Check out this artist on youtube that uses Midjourney to draw something in 20 minutes that would usually take him hours: https://www.youtube.com/watch?v=EsQgD9yNMxU


It's a creative outlet, it's art, it's fun.


Coming from Google? No thanks. If we are already being screwed by simple services like YouTube, I cannot imagine how screwed up we'll be when we become addicted to services that rely on the research posted on the article. Coming from Google, it's probably only good for Google, not for its potential customers/users/slaves.


For all those who are practically demanding this be turned over to them, here's a quote from a recent article (about Telegram):

Filing a charge is pointless, says Ezra. Since two years, she's being harassed on Telegram. It started when she was sixteen: photoshopped nudes with her snapchat account were circulated. They had taken selfies from her social media, and those of her family, and combined them with porn fragments.

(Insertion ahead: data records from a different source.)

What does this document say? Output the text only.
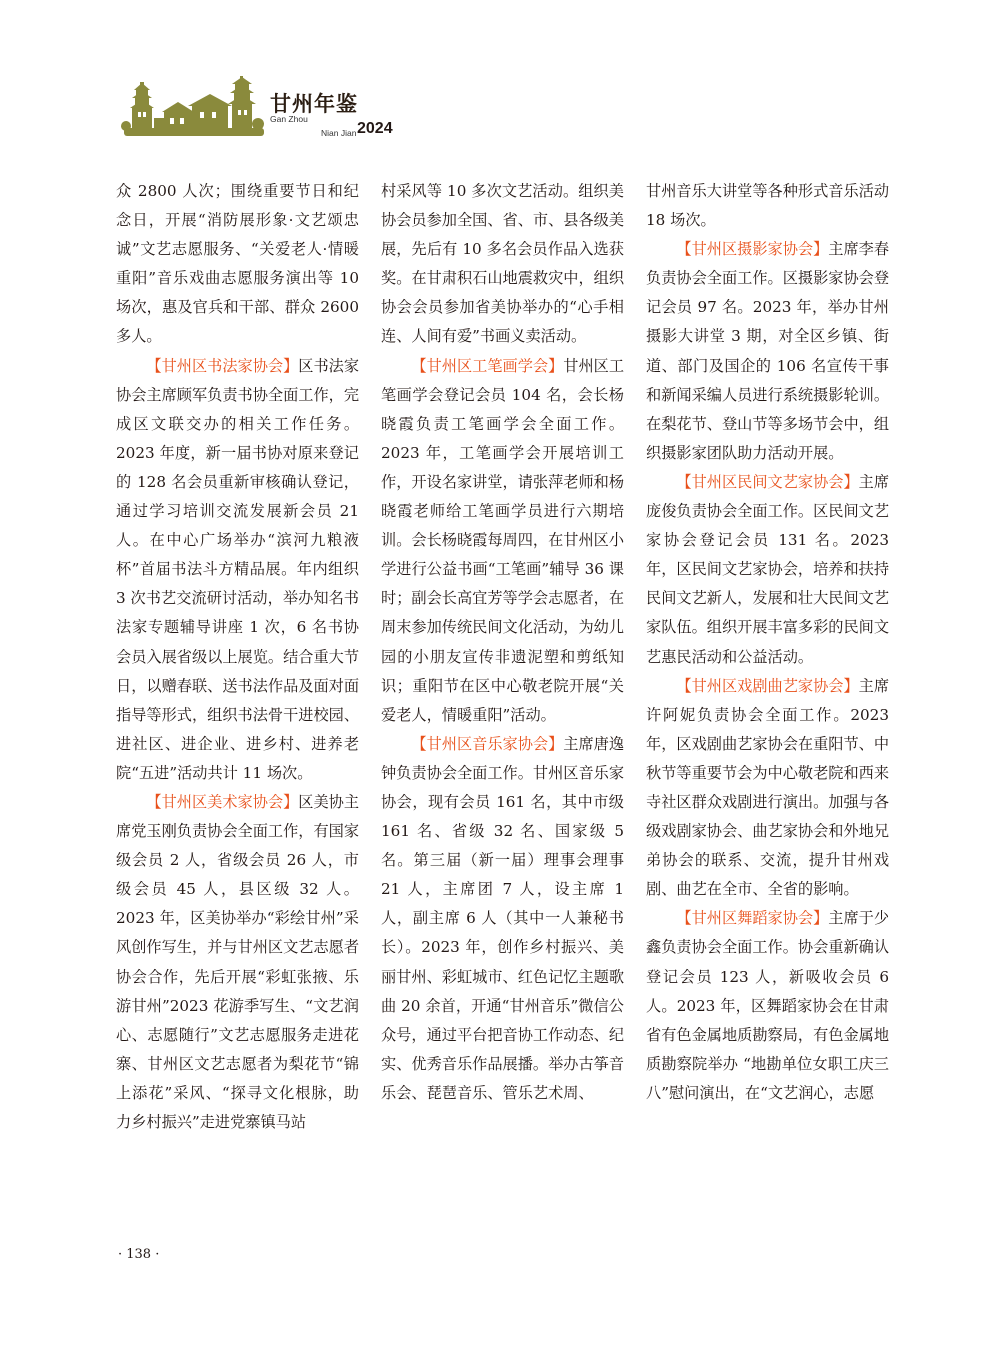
甘州年鉴
Gan Zhou
Nian Jian 2024

众 2800 人次；围绕重要节日和纪念日，开展“消防展形象·文艺颂忠诚”文艺志愿服务、“关爱老人·情暖重阳”音乐戏曲志愿服务演出等 10 场次，惠及官兵和干部、群众 2600 多人。

【甘州区书法家协会】区书法家协会主席顾军负责书协全面工作，完成区文联交办的相关工作任务。2023 年度，新一届书协对原来登记的 128 名会员重新审核确认登记，通过学习培训交流发展新会员 21 人。在中心广场举办“滨河九粮液杯”首届书法斗方精品展。年内组织 3 次书艺交流研讨活动，举办知名书法家专题辅导讲座 1 次，6 名书协会员入展省级以上展览。结合重大节日，以赠春联、送书法作品及面对面指导等形式，组织书法骨干进校园、进社区、进企业、进乡村、进养老院“五进”活动共计 11 场次。

【甘州区美术家协会】区美协主席党玉刚负责协会全面工作，有国家级会员 2 人，省级会员 26 人，市级会员 45 人，县区级 32 人。2023 年，区美协举办“彩绘甘州”采风创作写生，并与甘州区文艺志愿者协会合作，先后开展“彩虹张掖、乐游甘州”2023 花游季写生、“文艺润心、志愿随行”文艺志愿服务走进花寨、甘州区文艺志愿者为梨花节“锦上添花”采风、“探寻文化根脉，助力乡村振兴”走进党寨镇马站

村采风等 10 多次文艺活动。组织美协会员参加全国、省、市、县各级美展，先后有 10 多名会员作品入选获奖。在甘肃积石山地震救灾中，组织协会会员参加省美协举办的“心手相连、人间有爱”书画义卖活动。

【甘州区工笔画学会】甘州区工笔画学会登记会员 104 名，会长杨晓霞负责工笔画学会全面工作。2023 年，工笔画学会开展培训工作，开设名家讲堂，请张萍老师和杨晓霞老师给工笔画学员进行六期培训。会长杨晓霞每周四，在甘州区小学进行公益书画“工笔画”辅导 36 课时；副会长高宜芳等学会志愿者，在周末参加传统民间文化活动，为幼儿园的小朋友宣传非遗泥塑和剪纸知识；重阳节在区中心敬老院开展“关爱老人，情暖重阳”活动。

【甘州区音乐家协会】主席唐逸钟负责协会全面工作。甘州区音乐家协会，现有会员 161 名，其中市级 161 名、省级 32 名、国家级 5 名。第三届（新一届）理事会理事 21 人，主席团 7 人，设主席 1 人，副主席 6 人（其中一人兼秘书长）。2023 年，创作乡村振兴、美丽甘州、彩虹城市、红色记忆主题歌曲 20 余首，开通“甘州音乐”微信公众号，通过平台把音协工作动态、纪实、优秀音乐作品展播。举办古筝音乐会、琵琶音乐、管乐艺术周、

甘州音乐大讲堂等各种形式音乐活动 18 场次。

【甘州区摄影家协会】主席李春负责协会全面工作。区摄影家协会登记会员 97 名。2023 年，举办甘州摄影大讲堂 3 期，对全区乡镇、街道、部门及国企的 106 名宣传干事和新闻采编人员进行系统摄影轮训。在梨花节、登山节等多场节会中，组织摄影家团队助力活动开展。

【甘州区民间文艺家协会】主席庞俊负责协会全面工作。区民间文艺家协会登记会员 131 名。2023 年，区民间文艺家协会，培养和扶持民间文艺新人，发展和壮大民间文艺家队伍。组织开展丰富多彩的民间文艺惠民活动和公益活动。

【甘州区戏剧曲艺家协会】主席许阿妮负责协会全面工作。2023 年，区戏剧曲艺家协会在重阳节、中秋节等重要节会为中心敬老院和西来寺社区群众戏剧进行演出。加强与各级戏剧家协会、曲艺家协会和外地兄弟协会的联系、交流，提升甘州戏剧、曲艺在全市、全省的影响。

【甘州区舞蹈家协会】主席于少鑫负责协会全面工作。协会重新确认登记会员 123 人，新吸收会员 6 人。2023 年，区舞蹈家协会在甘肃省有色金属地质勘察局，有色金属地质勘察院举办 “地勘单位女职工庆三八”慰问演出，在“文艺润心，志愿

· 138 ·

She doesn't know the perpetrator, but that person takes a lot of trouble to ruin her. "Nowadays, the boys have so many ways to make it look real." [1]

If you read that, and think all these tools should be released, you're part of the problem.

[1] de Groene Amsterdammer,146/33, p. 21.


> If you read that, and think all these tools should be released, you're part of the problem.

Such comments make me wonder whether a social credit system is actually a good idea. Yes, it can be abused to deny my rights, but how can it be worse than being assumed to be a sexual predator by default?


Nobody assumes that. But if you give it away to literally everybody that asks for it, you'd be worse than naive to assume that nobody is going to abuse it.

But your comment makes it sound as if you'd rather give up your rights than not have access to this system. I don't think it's that interesting, is it?